The staff were all caring and capable. And they delivered the regimen of care dictated by medical evidence and best practices and organizational policy. But they did not provide person-centered care that recognized how much she valued being active and independent.
The hospital had deemed my mom capable of going home, where she would be walking on her own. But when she checked in at the nursing home, the staff wheeled to her room in a wheelchair. When it was time to go to dinner that first night, the wheelchair appeared again to take her to the dining room — part of our fall prevention protocol, the nurse said.
My mom, a retired nurse, recognized what she was seeing in the standardized treatment she got that week, and she recalled a piece of jargon from her own working years. “There’s a term for this,” she said. What was it? “Task-oriented care.”
How Things Could Have Been Better
How might her experience have been different if the care were person-centered instead of task- or protocol-centered?
For someone who wanted to quickly regain strength and physical ability, there might have been more opportunity and encouragement to be physically active.
Short nature walks? Tai chi? Surprisingly, the activities calendar for this physical-therapy-oriented unit of the nursing home featured only sedentary activities: bingo, concerts, manicures. Other than that, there was a television in each room and a communal jigsaw puzzle to work on.
For someone who prized getting back to the small pleasures and normalcy of her independent life, there might have been more freedom to do so. A chance to eat with family? There were signs prohibiting it in the dining room, due to lack of space. Showering when you feel like it? The residents’ own bathrooms didn’t have tubs or showers. The shower room down the hall was, as we learned, available only at designated times and with the accompaniment of staff.

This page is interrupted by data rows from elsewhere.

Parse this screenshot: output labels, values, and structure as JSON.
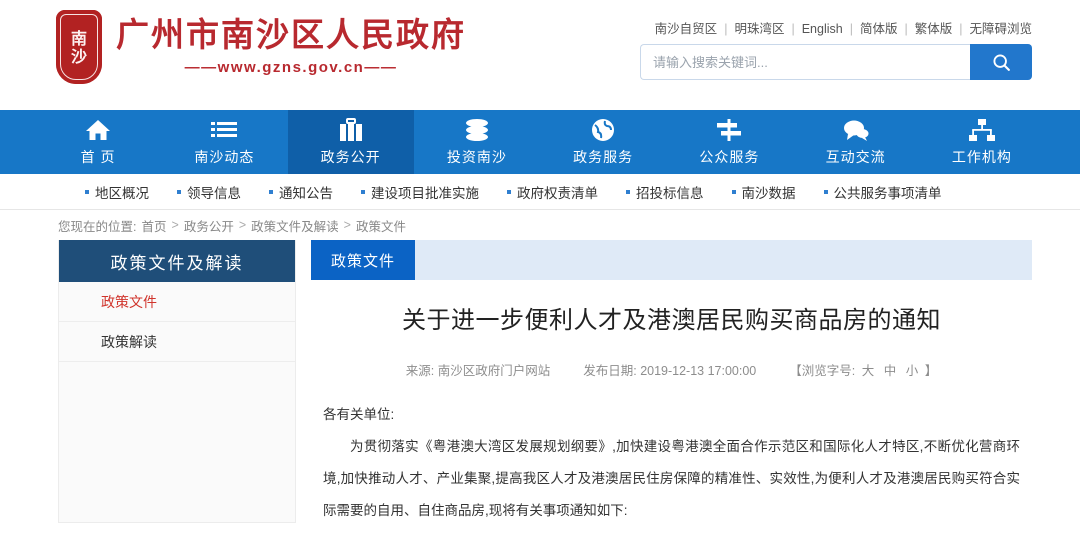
{
  "header": {
    "seal_chars": [
      "南",
      "沙"
    ],
    "site_title": "广州市南沙区人民政府",
    "site_url": "——www.gzns.gov.cn——",
    "top_links": [
      "南沙自贸区",
      "明珠湾区",
      "English",
      "简体版",
      "繁体版",
      "无障碍浏览"
    ],
    "separator": "|",
    "search": {
      "placeholder": "请输入搜索关键词...",
      "value": "",
      "icon": "search-icon",
      "button_color": "#2277cc"
    }
  },
  "main_nav": {
    "background": "#1777c7",
    "active_background": "#0f5fa8",
    "items": [
      {
        "label": "首 页",
        "icon": "home-icon",
        "active": false
      },
      {
        "label": "南沙动态",
        "icon": "list-icon",
        "active": false
      },
      {
        "label": "政务公开",
        "icon": "briefcase-icon",
        "active": true
      },
      {
        "label": "投资南沙",
        "icon": "database-icon",
        "active": false
      },
      {
        "label": "政务服务",
        "icon": "globe-icon",
        "active": false
      },
      {
        "label": "公众服务",
        "icon": "signpost-icon",
        "active": false
      },
      {
        "label": "互动交流",
        "icon": "chat-icon",
        "active": false
      },
      {
        "label": "工作机构",
        "icon": "org-chart-icon",
        "active": false
      }
    ]
  },
  "sub_nav": {
    "bullet_color": "#2f7fd0",
    "items": [
      "地区概况",
      "领导信息",
      "通知公告",
      "建设项目批准实施",
      "政府权责清单",
      "招投标信息",
      "南沙数据",
      "公共服务事项清单"
    ]
  },
  "breadcrumb": {
    "prefix": "您现在的位置:",
    "separator": ">",
    "items": [
      "首页",
      "政务公开",
      "政策文件及解读",
      "政策文件"
    ]
  },
  "sidebar": {
    "title": "政策文件及解读",
    "title_background": "#1f4e79",
    "items": [
      {
        "label": "政策文件",
        "active": true
      },
      {
        "label": "政策解读",
        "active": false
      }
    ],
    "active_color": "#d0342c"
  },
  "main": {
    "tab": {
      "label": "政策文件",
      "background": "#0b63c5",
      "bar_background": "#dfeaf7"
    },
    "article": {
      "title": "关于进一步便利人才及港澳居民购买商品房的通知",
      "source_label": "来源:",
      "source_value": "南沙区政府门户网站",
      "date_label": "发布日期:",
      "date_value": "2019-12-13 17:00:00",
      "fontsize_label": "【浏览字号:",
      "fontsize_options": [
        "大",
        "中",
        "小"
      ],
      "fontsize_close": "】",
      "paragraphs": [
        "各有关单位:",
        "为贯彻落实《粤港澳大湾区发展规划纲要》,加快建设粤港澳全面合作示范区和国际化人才特区,不断优化营商环境,加快推动人才、产业集聚,提高我区人才及港澳居民住房保障的精准性、实效性,为便利人才及港澳居民购买符合实际需要的自用、自住商品房,现将有关事项通知如下:"
      ]
    }
  }
}
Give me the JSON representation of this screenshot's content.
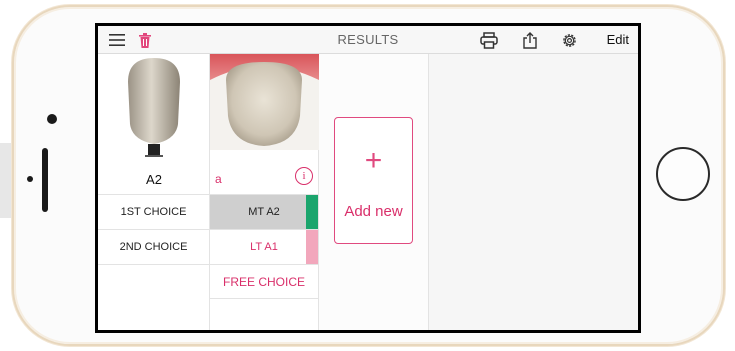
{
  "header": {
    "title": "RESULTS",
    "edit_label": "Edit",
    "icons": [
      "menu-icon",
      "trash-icon",
      "printer-icon",
      "share-icon",
      "settings-icon"
    ]
  },
  "reference": {
    "shade": "A2",
    "choices": [
      {
        "label": "1ST CHOICE"
      },
      {
        "label": "2ND CHOICE"
      }
    ]
  },
  "result": {
    "marker": "a",
    "choices": [
      {
        "label": "MT A2",
        "color": "#1ba56d"
      },
      {
        "label": "LT A1",
        "color": "#f2a7bc"
      }
    ],
    "free_choice": "FREE CHOICE"
  },
  "add_new": {
    "label": "Add new",
    "symbol": "+"
  },
  "colors": {
    "accent": "#d92f6a",
    "mt_swatch": "#1ba56d",
    "lt_swatch": "#f2a7bc"
  }
}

My mom had chosen to rehab at a nursing home that is nicer than many. It has high ratings from Medicare and a good reputation in the community. The campus looks like an Ivy League college perched on a river bluff.
But as we drove away on the day she was discharged, she declared herself sorry to have gone there. The many small signals that maybe she shouldn’t or couldn’t do things, the chipping away at her sense of her independent self, had been hard.
“They almost make you feel anxious about doing things,” she said. She got the physical therapy she wanted, but it had come at a price.